If you have genuine concerns and he honestly wants to re-connect, then maybe he should pony up for a trip to the US. Try letting him know your position and the movie you just saw . But seriously, be careful and hopefully you have a safe and successful reunion.


----------



## Jynxgirl (Nov 27, 2009)

You are a grown adult. You can come and go as you please from this country with your passport. 

Those women are not stuck here. They can come and go of their own free will as well. The rights of children are a different matter but you will not have any issue with this.


----------



## Fatenhappy (Jun 23, 2009)

lisnsr said:


> I want to thank you for your response. But my question is ligit. My mother has friends who are stuck over in UAE because the spouse will not allow the children to leave the UAE. They might be nice people but will a whole diffrent mind set.


Hi Lisnr ... As Jynx has already intimated you are an adult so there should be no issue. In any case, why not email or get in touch with the US embassy here in the UAE ... I am sure they would be able to assist and give the correct on site advice ....


----------



## Free_Spirit (Aug 30, 2009)

lisnsr said:


> I am a dual citizen of both the USA and UAE. I had lost contact with my father and recently through a wonderful person on this forum started contact with him again. Any ways he has invited me to go visit him in UAE. I am 18 & I am kind of scared that he will not allow me to leave UAE on my own free will once getting there. Kind of like the movie " Not With Out My Daughter" In the past he attempted to take me from the states without my mother's knowledge. Does anyone have any idea if he can keep my there if I don't want to stay.
> 
> Thanks,
> N.A.


i'm a bit confused... as far as I know if you are loosing your UAE citizenship at the moment you get any other, it can't be dual... do you actually hold UAE passport or only US passport? in both ways if you have your passport and ticket you can leave the country anytime, as long as you reached 18.


----------



## Andy Capp (Oct 5, 2008)

I would suggest you have your passport (whichever nationality it is) lodged with someone here that you trust. that would be the only way someone can stop you leaving.

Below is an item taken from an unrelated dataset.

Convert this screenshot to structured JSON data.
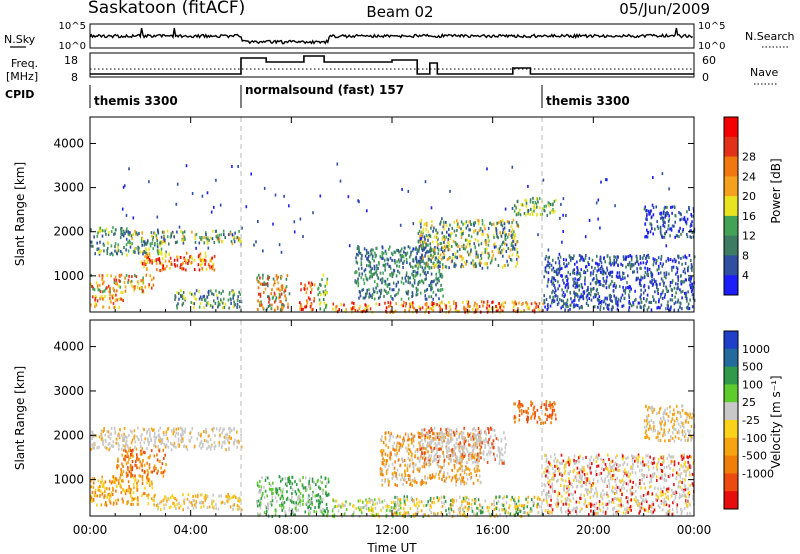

As an aside, why would you want to visit someone who you perceive as a threat to your freedom?


----------



## Jynxgirl (Nov 27, 2009)

Remember, Americans are a bit different. We do not understand the comings and goings like other countries who travel between places like in europe. 

Sounds like your mother has you a bit scared to visit your father. There is very little to be scared of. Just dont kiss people in public, hold hands, or go stay at home guys home/apartment who isnt your immediate family. 

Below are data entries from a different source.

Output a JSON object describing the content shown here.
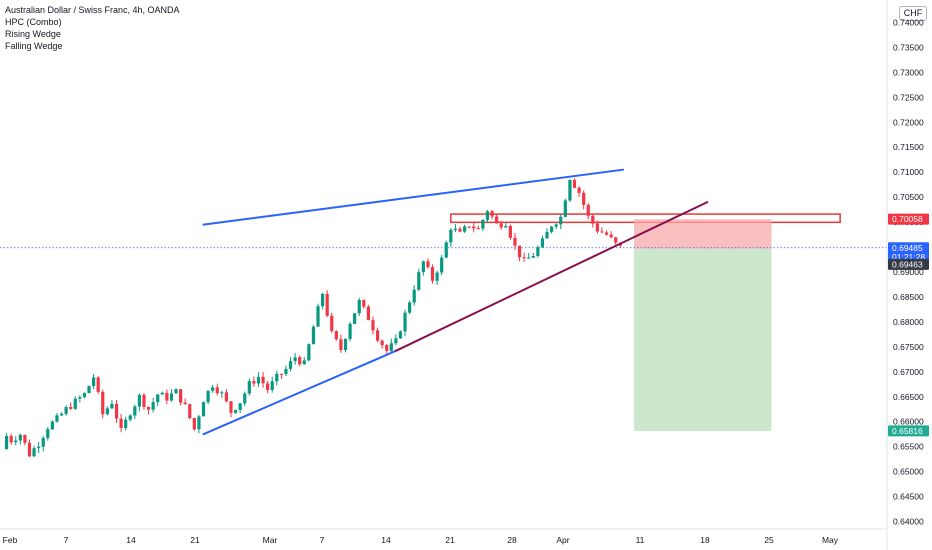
{
  "header": {
    "title": "Australian Dollar / Swiss Franc, 4h, OANDA",
    "indicators": [
      "HPC (Combo)",
      "Rising Wedge",
      "Falling Wedge"
    ],
    "currency": "CHF"
  },
  "chart_data": {
    "type": "candlestick",
    "symbol": "AUDCHF",
    "y_axis": {
      "ticks": [
        "0.74000",
        "0.73500",
        "0.73000",
        "0.72500",
        "0.72000",
        "0.71500",
        "0.71000",
        "0.70500",
        "0.70000",
        "0.69500",
        "0.69000",
        "0.68500",
        "0.68000",
        "0.67500",
        "0.67000",
        "0.66500",
        "0.66000",
        "0.65500",
        "0.65000",
        "0.64500",
        "0.64000"
      ],
      "ylim": [
        0.6385,
        0.7445
      ]
    },
    "x_axis": {
      "ticks": [
        "Feb",
        "7",
        "14",
        "21",
        "Mar",
        "7",
        "14",
        "21",
        "28",
        "Apr",
        "11",
        "18",
        "25",
        "May"
      ]
    },
    "price_labels": [
      {
        "value": 0.70058,
        "text": "0.70058",
        "color": "#f23645"
      },
      {
        "value": 0.69485,
        "text": "0.69485",
        "sub": "01:21:28",
        "color": "#2962ff"
      },
      {
        "value": 0.69463,
        "text": "0.69463",
        "color": "#363a45"
      },
      {
        "value": 0.65816,
        "text": "0.65816",
        "color": "#22ab94"
      }
    ],
    "current_price": 0.69485,
    "price_series": [
      {
        "t": 0,
        "p": 0.6545
      },
      {
        "t": 0.3,
        "p": 0.6575
      },
      {
        "t": 1,
        "p": 0.6563
      },
      {
        "t": 2,
        "p": 0.6575
      },
      {
        "t": 3,
        "p": 0.6535
      },
      {
        "t": 4,
        "p": 0.6557
      },
      {
        "t": 5,
        "p": 0.659
      },
      {
        "t": 6,
        "p": 0.6605
      },
      {
        "t": 7,
        "p": 0.6625
      },
      {
        "t": 8,
        "p": 0.664
      },
      {
        "t": 9,
        "p": 0.6655
      },
      {
        "t": 10,
        "p": 0.669
      },
      {
        "t": 11,
        "p": 0.6615
      },
      {
        "t": 12,
        "p": 0.664
      },
      {
        "t": 13,
        "p": 0.658
      },
      {
        "t": 14,
        "p": 0.662
      },
      {
        "t": 15,
        "p": 0.665
      },
      {
        "t": 16,
        "p": 0.6625
      },
      {
        "t": 17,
        "p": 0.6655
      },
      {
        "t": 18,
        "p": 0.6648
      },
      {
        "t": 19,
        "p": 0.666
      },
      {
        "t": 20,
        "p": 0.663
      },
      {
        "t": 21,
        "p": 0.6585
      },
      {
        "t": 22,
        "p": 0.6645
      },
      {
        "t": 23,
        "p": 0.6675
      },
      {
        "t": 24,
        "p": 0.6655
      },
      {
        "t": 25,
        "p": 0.662
      },
      {
        "t": 26,
        "p": 0.664
      },
      {
        "t": 27,
        "p": 0.6675
      },
      {
        "t": 28,
        "p": 0.669
      },
      {
        "t": 29,
        "p": 0.6665
      },
      {
        "t": 30,
        "p": 0.6688
      },
      {
        "t": 31,
        "p": 0.6705
      },
      {
        "t": 32,
        "p": 0.673
      },
      {
        "t": 33,
        "p": 0.6715
      },
      {
        "t": 34,
        "p": 0.679
      },
      {
        "t": 35,
        "p": 0.6858
      },
      {
        "t": 36,
        "p": 0.6775
      },
      {
        "t": 37,
        "p": 0.6745
      },
      {
        "t": 38,
        "p": 0.68
      },
      {
        "t": 39,
        "p": 0.684
      },
      {
        "t": 40,
        "p": 0.6808
      },
      {
        "t": 41,
        "p": 0.677
      },
      {
        "t": 42,
        "p": 0.6742
      },
      {
        "t": 43,
        "p": 0.676
      },
      {
        "t": 44,
        "p": 0.6815
      },
      {
        "t": 45,
        "p": 0.687
      },
      {
        "t": 46,
        "p": 0.692
      },
      {
        "t": 47,
        "p": 0.6885
      },
      {
        "t": 48,
        "p": 0.6925
      },
      {
        "t": 49,
        "p": 0.699
      },
      {
        "t": 50,
        "p": 0.6975
      },
      {
        "t": 51,
        "p": 0.6995
      },
      {
        "t": 52,
        "p": 0.6985
      },
      {
        "t": 53,
        "p": 0.7025
      },
      {
        "t": 54,
        "p": 0.6995
      },
      {
        "t": 55,
        "p": 0.7
      },
      {
        "t": 56,
        "p": 0.695
      },
      {
        "t": 57,
        "p": 0.692
      },
      {
        "t": 58,
        "p": 0.6935
      },
      {
        "t": 59,
        "p": 0.696
      },
      {
        "t": 60,
        "p": 0.6995
      },
      {
        "t": 61,
        "p": 0.701
      },
      {
        "t": 62,
        "p": 0.709
      },
      {
        "t": 63,
        "p": 0.706
      },
      {
        "t": 64,
        "p": 0.701
      },
      {
        "t": 65,
        "p": 0.6985
      },
      {
        "t": 66,
        "p": 0.6975
      },
      {
        "t": 67,
        "p": 0.6955
      },
      {
        "t": 67.5,
        "p": 0.69485
      }
    ],
    "drawings": [
      {
        "name": "wedge-upper-trendline",
        "color": "#2962ff",
        "points": [
          [
            22,
            0.6995
          ],
          [
            67.8,
            0.7105
          ]
        ]
      },
      {
        "name": "wedge-lower-trendline",
        "color": "#2962ff",
        "points": [
          [
            22,
            0.6575
          ],
          [
            43,
            0.6742
          ]
        ]
      },
      {
        "name": "wedge-lower-trendline-extension",
        "color": "#880e4f",
        "points": [
          [
            43,
            0.6742
          ],
          [
            77,
            0.704
          ]
        ]
      },
      {
        "name": "resistance-zone",
        "color": "#e53935",
        "from": [
          49,
          0.7016
        ],
        "to": [
          91.5,
          0.69995
        ]
      },
      {
        "name": "short-position-stop-zone",
        "color": "#f7a8a8",
        "from": [
          69,
          0.70058
        ],
        "to": [
          84,
          0.69463
        ]
      },
      {
        "name": "short-position-target-zone",
        "color": "#c8e6c9",
        "from": [
          69,
          0.69463
        ],
        "to": [
          84,
          0.65816
        ]
      }
    ]
  },
  "colors": {
    "up_candle": "#089981",
    "down_candle": "#f23645",
    "trendline_blue": "#2962ff",
    "trendline_maroon": "#880e4f",
    "current_price_dotted": "#2962ff"
  }
}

For a short visit, Dubai is kind of like Vegas, but without the gambling.


----------



## Maz25 (Jul 6, 2008)

If you have reservations, why not meet on neutral ground? Rather than you coming over here and in all likelihood you will not enjoy the trip since you will most likely be wondering whether you will be able to leave, why not meet in a neighbouring country, where you are both visitors and consequently obliged to leave at the end of your authorised stay?

Based on what you have written, it appears that there are a few trust issues and this has made you uneasy. Rather than rushing to meet up, why not build the relationship through regular emails, phone calls, letters, etc and actually meet up when you are more comfortable with the relationship?


----------



## Fatenhappy (Jun 23, 2009)

Maz25 said:


> If you have reservations, why not meet on neutral ground? Rather than you coming over here and in all likelihood you will not enjoy the trip since you will most likely be wondering whether you will be able to leave, why not meet in a neighbouring country, where you are both visitors and consequently obliged to leave at the end of your authorised stay?
> 
> Based on what you have written, it appears that there are a few trust issues and this has made you uneasy. Rather than rushing to meet up, why not build the relationship through regular emails, phone calls, letters, etc and actually meet up when you are more comfortable with the relationship?


Good reply Maz, spot on !! ...:clap2:


----------



## The Hero (May 16, 2010)

Fatenhappy said:


> Good reply Maz, spot on !! ...:clap2:


I concur.


----------